Un CM hace exactamente lo que pensé al escribir mi comentario malintencionado del inicio: «representa» una marca en las (mal llamadas) redes sociales, «gestionando» su presencia e intercambiando información con usuarios o comentaristas (podrán ver algunas definiciones teñidas de jerga creada ad hoc para la promoción del tema aquí, aquí y aquí). Si analizamos una a una sus funciones, un CM cumple el mismo papel que un relacionista público o un representante de servicio técnico, sólo que llevado al ámbito electrónico, condicionando sus estrategias o mensajes a decisiones tomadas en ámbitos administrativos o departamentos de mercadeo. De este modo, un encargado de relaciones públicas puede dar visto bueno sobre los mensajes de una campaña, aprobar el texto de una afiche, decidir el color del local que aloja a la empresa y redactar los mensajes de la página de FB institucional, sin que por ello sea publicista, corrector de estilo, pintor de casas y CM; todo al mismo tiempo.

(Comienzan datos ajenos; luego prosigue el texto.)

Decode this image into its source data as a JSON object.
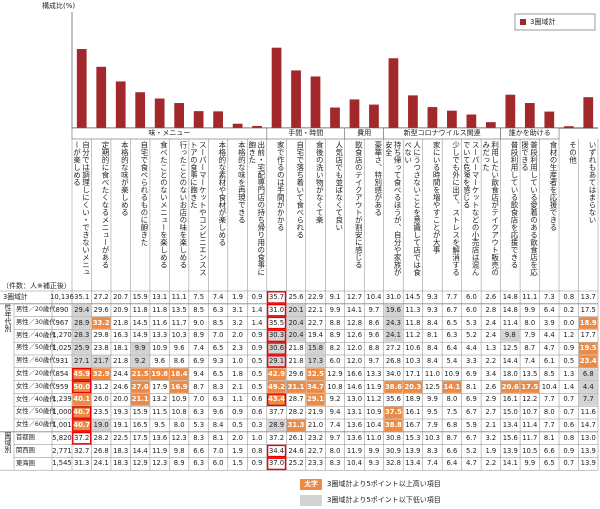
{
  "chart_data": {
    "type": "bar",
    "y_label": "構成比(%)",
    "ylim": [
      0,
      40
    ],
    "series": [
      {
        "name": "3圏域計",
        "color": "#a3282b"
      }
    ],
    "groups": [
      {
        "name": "味・メニュー",
        "span": 10
      },
      {
        "name": "手間・時間",
        "span": 4
      },
      {
        "name": "費用",
        "span": 2
      },
      {
        "name": "新型コロナウイルス関連",
        "span": 6
      },
      {
        "name": "誰かを助ける",
        "span": 3
      }
    ],
    "categories": [
      "自分では調理しにくい・できないメニューが楽しめる",
      "定期的に食べたくなるメニューがある",
      "本格的な味が楽しめる",
      "自宅で食べられるものに飽きた",
      "食べたことのないメニューを楽しめる",
      "行ったことのないお店の味を楽しめる",
      "スーパーマーケットやコンビニエンスストアの食事に飽きた",
      "本格的な素材や食材が楽しめる",
      "本格的な味を再現できる",
      "出前・宅配専門店の持ち帰り用の食事に飽きた",
      "家で作るのは手間がかかる",
      "自宅で落ち着いて食べられる",
      "食後の洗い物がなくて楽",
      "人気店でも並ばなくて良い",
      "飲食店のテイクアウトが割安に感じる",
      "豪華さ、特別感がある",
      "持ち帰って食べるほうが、自分や家族が安全",
      "人にうつさないことを意識して店では食べない",
      "家にいる時間を増やすことが大事",
      "少しでも外に出て、ストレスを解消する",
      "スーパーマーケットなどの小売店は混んでいて危険を感じる",
      "利用したい飲食店がテイクアウト販売のみだった",
      "普段利用している飲食店を応援できる",
      "普段利用している愛着のある飲食店を応援できる",
      "食材の生産者を応援できる",
      "その他",
      "いずれもあてはまらない"
    ],
    "values": [
      35.1,
      27.2,
      20.7,
      15.9,
      13.1,
      11.1,
      7.5,
      7.4,
      1.9,
      0.9,
      35.7,
      25.6,
      22.9,
      9.1,
      12.7,
      10.4,
      31.0,
      14.5,
      9.3,
      7.7,
      6.0,
      2.6,
      14.8,
      11.1,
      7.3,
      0.8,
      13.7
    ],
    "value_labels": [
      "35.1",
      "27.2",
      "20.7",
      "15.9",
      "13.1",
      "11.1",
      "7.5",
      "7.4",
      "1.9",
      "0.9",
      "35.7",
      "25.6",
      "22.9",
      "9.1",
      "12.7",
      "10.4",
      "31.0",
      "14.5",
      "9.3",
      "7.7",
      "6.0",
      "2.6",
      "14.8",
      "11.1",
      "7.3",
      "0.8",
      "13.7"
    ]
  },
  "table": {
    "count_note": "（件数：人※補正後）",
    "total_label": "3圏域計",
    "total_n": "10,136",
    "row_groups": [
      {
        "name": "性年代別",
        "rows": 10
      },
      {
        "name": "圏域別",
        "rows": 3
      }
    ],
    "rows": [
      {
        "label": "男性／20歳代",
        "n": "890",
        "cells": [
          "29.4",
          "29.6",
          "20.9",
          "11.8",
          "11.8",
          "13.5",
          "8.5",
          "6.3",
          "3.1",
          "1.4",
          "31.0",
          "20.1",
          "22.1",
          "9.9",
          "14.1",
          "9.7",
          "19.6",
          "11.3",
          "9.3",
          "6.7",
          "6.0",
          "2.8",
          "14.8",
          "9.9",
          "6.4",
          "0.2",
          "17.5"
        ]
      },
      {
        "label": "男性／30歳代",
        "n": "967",
        "cells": [
          "28.9",
          "33.2",
          "21.8",
          "14.5",
          "11.6",
          "11.7",
          "9.0",
          "8.5",
          "3.2",
          "1.4",
          "35.5",
          "20.4",
          "22.7",
          "8.8",
          "12.8",
          "8.6",
          "24.3",
          "11.8",
          "8.4",
          "6.5",
          "5.3",
          "2.4",
          "11.4",
          "8.0",
          "3.9",
          "0.0",
          "18.9"
        ]
      },
      {
        "label": "男性／40歳代",
        "n": "1,270",
        "cells": [
          "28.3",
          "29.8",
          "16.3",
          "14.9",
          "13.3",
          "10.3",
          "8.9",
          "7.0",
          "2.0",
          "0.9",
          "30.3",
          "20.4",
          "19.4",
          "8.9",
          "12.6",
          "9.6",
          "24.1",
          "11.2",
          "8.1",
          "6.3",
          "5.2",
          "2.4",
          "9.8",
          "7.9",
          "4.4",
          "1.2",
          "17.7"
        ]
      },
      {
        "label": "男性／50歳代",
        "n": "1,025",
        "cells": [
          "25.9",
          "23.8",
          "18.1",
          "9.9",
          "10.9",
          "9.6",
          "7.4",
          "6.5",
          "2.3",
          "0.9",
          "30.6",
          "21.8",
          "15.8",
          "8.2",
          "12.0",
          "8.8",
          "27.2",
          "10.6",
          "8.4",
          "6.4",
          "4.4",
          "1.3",
          "12.5",
          "8.7",
          "4.7",
          "0.9",
          "19.5"
        ]
      },
      {
        "label": "男性／60歳代",
        "n": "931",
        "cells": [
          "27.1",
          "21.7",
          "21.8",
          "9.2",
          "9.6",
          "8.6",
          "6.9",
          "9.3",
          "1.0",
          "0.5",
          "29.1",
          "21.8",
          "17.3",
          "6.0",
          "12.0",
          "9.7",
          "26.8",
          "10.3",
          "8.4",
          "5.4",
          "3.3",
          "2.2",
          "14.4",
          "7.4",
          "6.1",
          "0.5",
          "23.4"
        ]
      },
      {
        "label": "女性／20歳代",
        "n": "854",
        "cells": [
          "45.9",
          "32.9",
          "24.4",
          "21.5",
          "19.8",
          "18.4",
          "9.4",
          "6.5",
          "1.8",
          "0.5",
          "42.9",
          "29.6",
          "32.5",
          "12.9",
          "16.6",
          "13.3",
          "34.0",
          "17.1",
          "11.0",
          "10.9",
          "6.9",
          "3.4",
          "18.0",
          "13.5",
          "8.5",
          "1.3",
          "6.8"
        ]
      },
      {
        "label": "女性／30歳代",
        "n": "959",
        "cells": [
          "50.0",
          "31.2",
          "24.6",
          "27.6",
          "17.9",
          "16.9",
          "8.7",
          "8.3",
          "2.1",
          "0.5",
          "49.2",
          "31.1",
          "34.7",
          "10.8",
          "14.6",
          "11.9",
          "38.6",
          "20.3",
          "12.5",
          "14.1",
          "8.1",
          "2.6",
          "20.6",
          "17.5",
          "10.4",
          "1.4",
          "4.4"
        ]
      },
      {
        "label": "女性／40歳代",
        "n": "1,239",
        "cells": [
          "40.1",
          "26.0",
          "20.0",
          "21.1",
          "13.2",
          "10.9",
          "7.0",
          "6.3",
          "1.1",
          "0.6",
          "43.4",
          "28.7",
          "29.1",
          "9.2",
          "13.0",
          "11.2",
          "35.6",
          "18.9",
          "9.9",
          "8.0",
          "6.9",
          "2.9",
          "16.1",
          "12.2",
          "7.7",
          "0.7",
          "7.7"
        ]
      },
      {
        "label": "女性／50歳代",
        "n": "1,000",
        "cells": [
          "40.7",
          "23.5",
          "19.3",
          "15.9",
          "11.5",
          "10.8",
          "6.3",
          "9.6",
          "0.9",
          "0.6",
          "37.7",
          "28.2",
          "21.9",
          "9.4",
          "13.1",
          "10.9",
          "37.5",
          "16.1",
          "9.5",
          "7.5",
          "6.7",
          "2.7",
          "15.0",
          "10.7",
          "8.0",
          "0.7",
          "11.6"
        ]
      },
      {
        "label": "女性／60歳代",
        "n": "1,001",
        "cells": [
          "40.7",
          "19.0",
          "19.1",
          "16.5",
          "9.5",
          "8.0",
          "5.3",
          "8.4",
          "0.5",
          "0.3",
          "28.9",
          "31.3",
          "21.0",
          "7.4",
          "13.6",
          "10.4",
          "38.8",
          "16.7",
          "7.9",
          "6.8",
          "5.9",
          "2.1",
          "13.4",
          "11.4",
          "7.7",
          "0.6",
          "14.7"
        ]
      },
      {
        "label": "首都圏",
        "n": "5,820",
        "cells": [
          "37.2",
          "28.2",
          "22.5",
          "17.5",
          "13.6",
          "12.3",
          "8.3",
          "8.1",
          "2.0",
          "1.0",
          "37.2",
          "26.1",
          "23.2",
          "9.7",
          "13.6",
          "11.0",
          "30.8",
          "15.3",
          "10.3",
          "8.7",
          "6.7",
          "3.2",
          "15.6",
          "11.7",
          "8.1",
          "0.8",
          "13.0"
        ]
      },
      {
        "label": "関西圏",
        "n": "2,771",
        "cells": [
          "32.7",
          "26.8",
          "18.3",
          "14.4",
          "11.9",
          "9.8",
          "6.6",
          "7.0",
          "1.9",
          "0.8",
          "34.4",
          "24.6",
          "22.7",
          "8.0",
          "11.9",
          "9.9",
          "30.9",
          "13.9",
          "8.3",
          "6.6",
          "5.2",
          "1.9",
          "13.9",
          "10.5",
          "6.6",
          "0.9",
          "13.9"
        ]
      },
      {
        "label": "東海圏",
        "n": "1,545",
        "cells": [
          "31.3",
          "24.1",
          "18.3",
          "12.9",
          "12.3",
          "8.9",
          "6.3",
          "6.0",
          "1.5",
          "0.9",
          "37.0",
          "25.2",
          "23.3",
          "8.3",
          "10.4",
          "9.3",
          "32.8",
          "13.4",
          "7.4",
          "6.4",
          "4.7",
          "2.2",
          "14.1",
          "9.9",
          "6.5",
          "0.7",
          "13.9"
        ]
      }
    ]
  },
  "legend": {
    "threshold": 5,
    "high_sample": "太字",
    "high": "3圏域計より5ポイント以上高い項目",
    "low": "3圏域計より5ポイント以下低い項目"
  }
}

Entonces, ¿Por qué romper la analogía e investir a una actividad concreta y puntual de tanta importancia y cualidades técnico-gerenciales, cuando no lo es tanto? ¿Por qué tanta gente vende la idea y otra se come el cuento (algunos con tanto apetito que hace disminuir las esperanzas en la humanidad? ¿A quién beneficia la instauración del comiúnitimanagerismo? ¿Para qué celebrarle un día? Las respuestas se caen de obvias. No es una afán de mejorar las condiciones de relación entre las marcas/empresas/políticos y los consumidores o prosélitos, nada más falso. Tampoco es dinamizar el mercado de trabajo, incorporando el componente electrónico en la ecuación, falso también. Menos aún, potenciar el aporte de los prosumidores, eso es onanismo 2.0.

Atentos asistentes a un curso de comiúnitimanagerismo en una universidad local

El quid del asunto es el lucro, el simple y deseado lucro. Promover la superdiversificación de actividades, convirtiéndolas en oficios, supone un incremento de aficionados consumidores de mensajes, blogs, libros, revistas, videos, conferencias, cursos y licenciaturas producidas por gurús que ven incrementadas sus arcas y prestigio con cada incauto que acepta como verdad incuestionable cada uno de sus mensajes mesiánicos. Ganar dinero no tiene nada de malo, y si se hace en grandes cantidades menos aún, el punto central aquí es el curioso fenómeno que crea beneficios de la nada, a través de la charlatanería de algunos y el borreguismo de otros.

El mercado laboral, bajo la influencia creciente de los nuevos medios, exige innovación y cambios, es cierto. Pero no a manos de autodenominados expertos internacionales ni sus interesados émulos a nivel local; con ello se creará una burbuja que en cualquier momento explotará. Es el libre espíritu hacker de innovación, traicionado por el más simplón mercantilismo, que toma su disfraz  y lo utiliza.

Dios los coja tuiteando, a ver si no enteramos todos.

PS: Felizmente, todavía algunas personas aún piensan distinto: aquíaquí.